Wie die 97 Werke der Ausstellung zeigen, konnte diese Begegnung alle möglichen Formen annehmen. Die Drip-Paintings von Janet Sobel, Lee Krasner, Jackson Pollock und Bernard Schultze lassen mit ihrer Allover-Ästhetik alle traditionellen Ideen vom Bildaufbau hinter sich und inszenieren die materielle Präsenz von Farbe völlig neu. Die Soak-Stain-Technik von Helen Frankenthaler oder Morris Louis, bei der die Leinwand mit verdünnter Reinfarbe durchtränkt wird, gibt nicht nur dem Zufall gekonnt einen Raum, sondern hebt auch jede Unterscheidung von Bildgrund und Malschicht auf. Die gestischen Abstraktionen von Franz Kline, Fritz Winter oder Georges Mathieu gehen mit einer unerhörten Körperlichkeit einher. Die großformatigen Farbfeld-Gemälde von Mark Rothko, Barnett Newman oder Ruprecht Geiger kreieren visuelle Kraftfelder und bündeln kontemplativ-spirituelle Energien. Wenn Clyfford Still, K.O. Götz oder Judit Reigl die Bildoberfläche mit Spachteln und anderen Werkzeugen strukturieren, öffnen sie den malerischen Raum für eine ungewöhnliche Dynamik. Die Kratzer, Kerben oder durch Feuer malträtierten Oberflächen in den Arbeiten von Wols, Otto Piene oder Antoni Tàpies rufen Assoziationen zu körperlichen Wunden hervor. Und die luftig-bewegten Arbeiten von Joan Mitchell, Sam Francis oder Norman Bluhm wirken wie verblüffende Dekonstruktionen Monetscher Landschaften. Auch wenn die Abstraktion jener Epoche häufig als eine „Universalsprache“ verstanden wurde, zeigt sich hier, dass ihre Ausdrucksweisen so vielseitig waren, dass man kaum von einer gemeinsamen Sprache, einer gemeinsamen visuellen Grammatik sprechen kann. Doch die Bildsprachen der einzelnen Künstlerinnen und Künstler vereint etwas Großes: Ein Individuum stellt sich hier in seiner Ganzheit der Leinwand und macht eine visuelle Bühne der Gefühle aus ihr.
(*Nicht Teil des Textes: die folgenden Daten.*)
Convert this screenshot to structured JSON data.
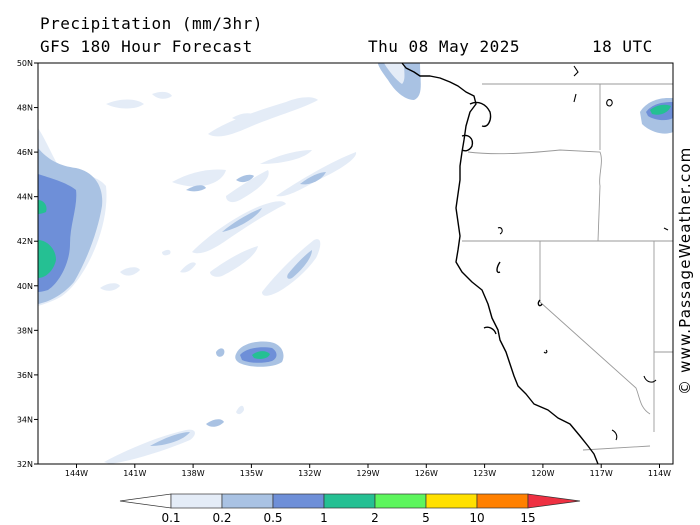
{
  "header": {
    "title": "Precipitation (mm/3hr)",
    "model": "GFS 180 Hour Forecast",
    "date": "Thu 08 May 2025",
    "time": "18 UTC"
  },
  "credit": "© www.PassageWeather.com",
  "map": {
    "projection": "lat-lon",
    "lat_range": [
      32,
      50
    ],
    "lon_range": [
      -146,
      -113
    ],
    "lat_ticks": [
      "50N",
      "48N",
      "46N",
      "44N",
      "42N",
      "40N",
      "38N",
      "36N",
      "34N",
      "32N"
    ],
    "lon_ticks": [
      "144W",
      "141W",
      "138W",
      "135W",
      "132W",
      "129W",
      "126W",
      "123W",
      "120W",
      "117W",
      "114W"
    ]
  },
  "legend": {
    "labels": [
      "0.1",
      "0.2",
      "0.5",
      "1",
      "2",
      "5",
      "10",
      "15"
    ],
    "colors": [
      "#ffffff",
      "#e4ecf7",
      "#a9c2e3",
      "#6e8fd8",
      "#25c093",
      "#5df55d",
      "#ffe000",
      "#ff8000",
      "#ee3042"
    ]
  }
}
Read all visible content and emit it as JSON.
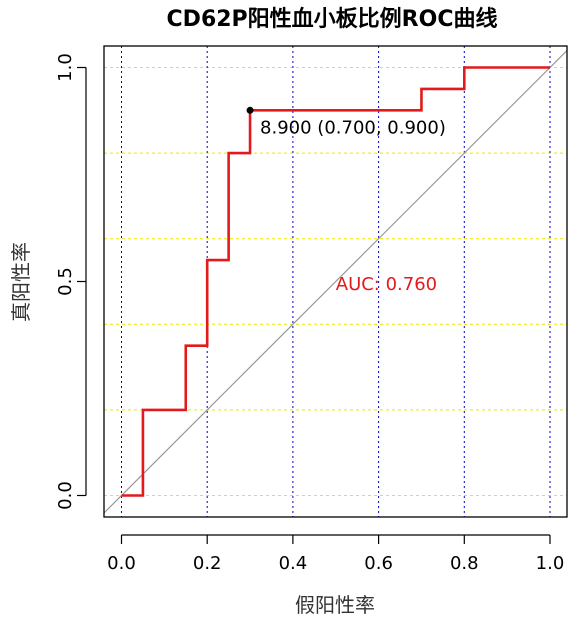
{
  "chart_data": {
    "type": "line",
    "title": "CD62P阳性血小板比例ROC曲线",
    "xlabel": "假阳性率",
    "ylabel": "真阳性率",
    "xlim": [
      0,
      1
    ],
    "ylim": [
      0,
      1
    ],
    "x_ticks": [
      "0.0",
      "0.2",
      "0.4",
      "0.6",
      "0.8",
      "1.0"
    ],
    "y_ticks": [
      "0.0",
      "0.5",
      "1.0"
    ],
    "x_grid": [
      0,
      0.2,
      0.4,
      0.6,
      0.8,
      1.0
    ],
    "y_grid": [
      0,
      0.2,
      0.4,
      0.6,
      0.8,
      1.0
    ],
    "vertical_grid_color": "#0000cc",
    "horizontal_grid_color": "#e8e800",
    "series": [
      {
        "color": "#e31a1c",
        "x": [
          0,
          0.05,
          0.05,
          0.15,
          0.15,
          0.2,
          0.2,
          0.25,
          0.25,
          0.3,
          0.3,
          0.7,
          0.7,
          0.8,
          0.8,
          1.0
        ],
        "y": [
          0,
          0,
          0.2,
          0.2,
          0.35,
          0.35,
          0.55,
          0.55,
          0.8,
          0.8,
          0.9,
          0.9,
          0.95,
          0.95,
          1.0,
          1.0
        ]
      }
    ],
    "reference_line": {
      "x": [
        0,
        1
      ],
      "y": [
        0,
        1
      ],
      "color": "#999999"
    },
    "best_point": {
      "x": 0.3,
      "y": 0.9,
      "label": "8.900 (0.700, 0.900)"
    },
    "auc_label": "AUC: 0.760",
    "auc_color": "#e31a1c"
  }
}
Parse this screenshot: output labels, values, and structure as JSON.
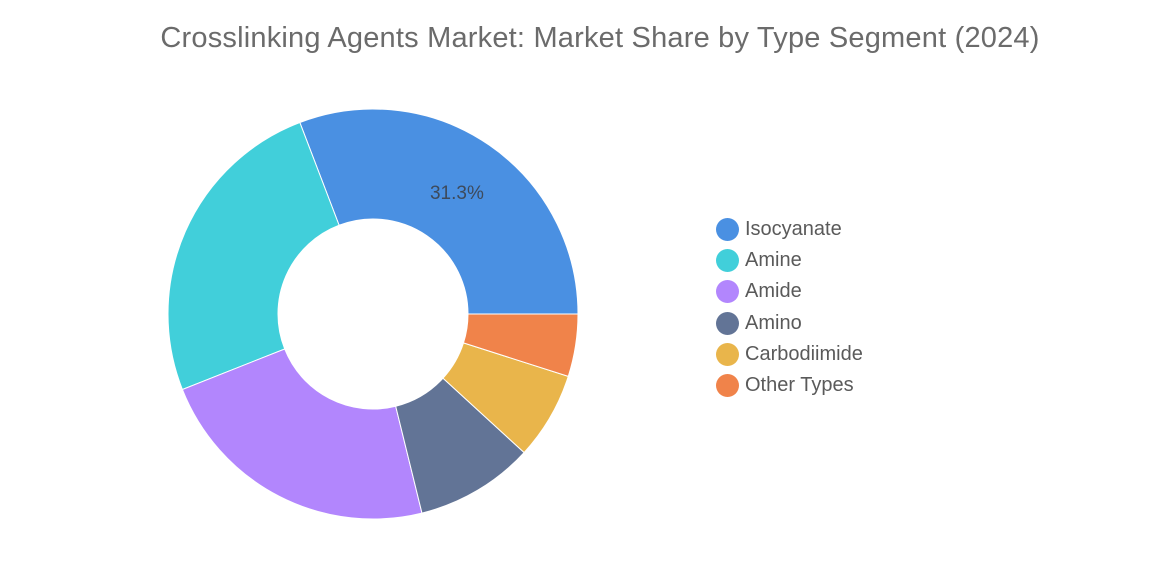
{
  "chart_data": {
    "type": "pie",
    "title": "Crosslinking Agents Market: Market Share by Type Segment (2024)",
    "categories": [
      "Isocyanate",
      "Amine",
      "Amide",
      "Amino",
      "Carbodiimide",
      "Other Types"
    ],
    "values": [
      31.3,
      25.6,
      23.2,
      9.5,
      7.0,
      5.0
    ],
    "colors": [
      "#4a90e2",
      "#41cfda",
      "#b286fd",
      "#627496",
      "#e9b54b",
      "#f0834a"
    ],
    "data_labels": [
      "31.3%",
      "",
      "",
      "",
      "",
      ""
    ],
    "legend_position": "right",
    "donut": true
  }
}
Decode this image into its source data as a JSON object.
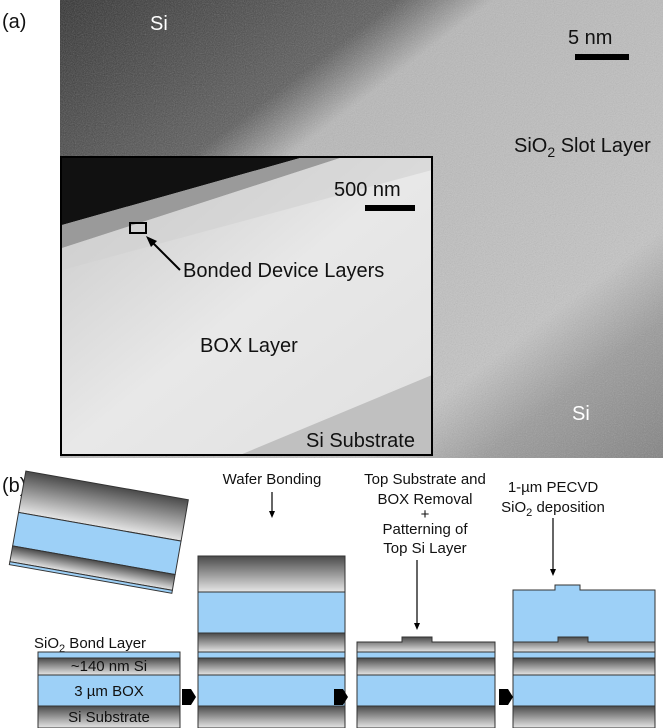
{
  "panel_a": {
    "label": "(a)",
    "si_top": "Si",
    "scale_5nm": "5 nm",
    "slot": {
      "main": "SiO",
      "sub": "2",
      "rest": " Slot Layer"
    },
    "si_bottom": "Si",
    "inset": {
      "scale": "500 nm",
      "bonded": "Bonded Device Layers",
      "box": "BOX Layer",
      "substrate": "Si Substrate"
    }
  },
  "panel_b": {
    "label": "(b)",
    "bond_layer": {
      "main": "SiO",
      "sub": "2",
      "rest": " Bond Layer"
    },
    "si_140": "~140 nm Si",
    "box": "3 µm BOX",
    "substrate": "Si Substrate",
    "step_bonding": "Wafer Bonding",
    "step_removal": [
      "Top Substrate and",
      "BOX Removal",
      "+",
      "Patterning of",
      "Top Si Layer"
    ],
    "step_pecvd": {
      "line1": "1-µm PECVD",
      "line2": {
        "main": "SiO",
        "sub": "2",
        "rest": " deposition"
      }
    }
  }
}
Angesichts dieses weitläufigen Ausdrucks großer individueller Freiheit in diesen Werken erscheint es aus heutiger Sicht fast schon absurd, wie stark die Kunstrichtungen der Nachkriegsabstraktion weltanschaulichen und politischen Vereinnahmungen ausgesetzt waren. Während der Abstrakte Expressionismus von vielen zunächst in einer rein europäischen Tradition verortet wurde, sollte er später zum Symbol für den Sieg New Yorks als Kunsthauptstadt gegenüber dem Paris des alten Europas stilisiert werden. Viele westdeutsche Künstlerinnen und Künstler verstanden das Informel als Mittel für die Befreiung von einer politischen Vergangenheit, sogar für eine Tilgung der Zeit des Nationalsozialismus. Andere betrachteten die Strömung als einen Schutzwall gegen die sozialistisch-realistische Kunst aus dem Osten des Landes. In Frankreich und später auch in Amerika wurden beide malerischen Bewegungen als Ausdruck der Philosophie des Existentialismus von Jean-Paul Sartre, Albert Camus und Simone de Beauvoir interpretiert. Manche Kritikerinnen und Kritiker behaupteten, die Nachkriegsabstraktion werde von der Rückkehr zu einem wie auch immer gearteten „Urzustand“ getragen, andere sahen in ihr das Produkt einer rein „akademischen“ Malerei. Wieder andere konnten in ihr nichts als eine Begleiterscheinung der amerikanischen Konsumkultur und eine Propagandawaffe Kalter Krieger oder gar eine „barbarische“ Bedrohung der europäischen Zivilisation erkennen.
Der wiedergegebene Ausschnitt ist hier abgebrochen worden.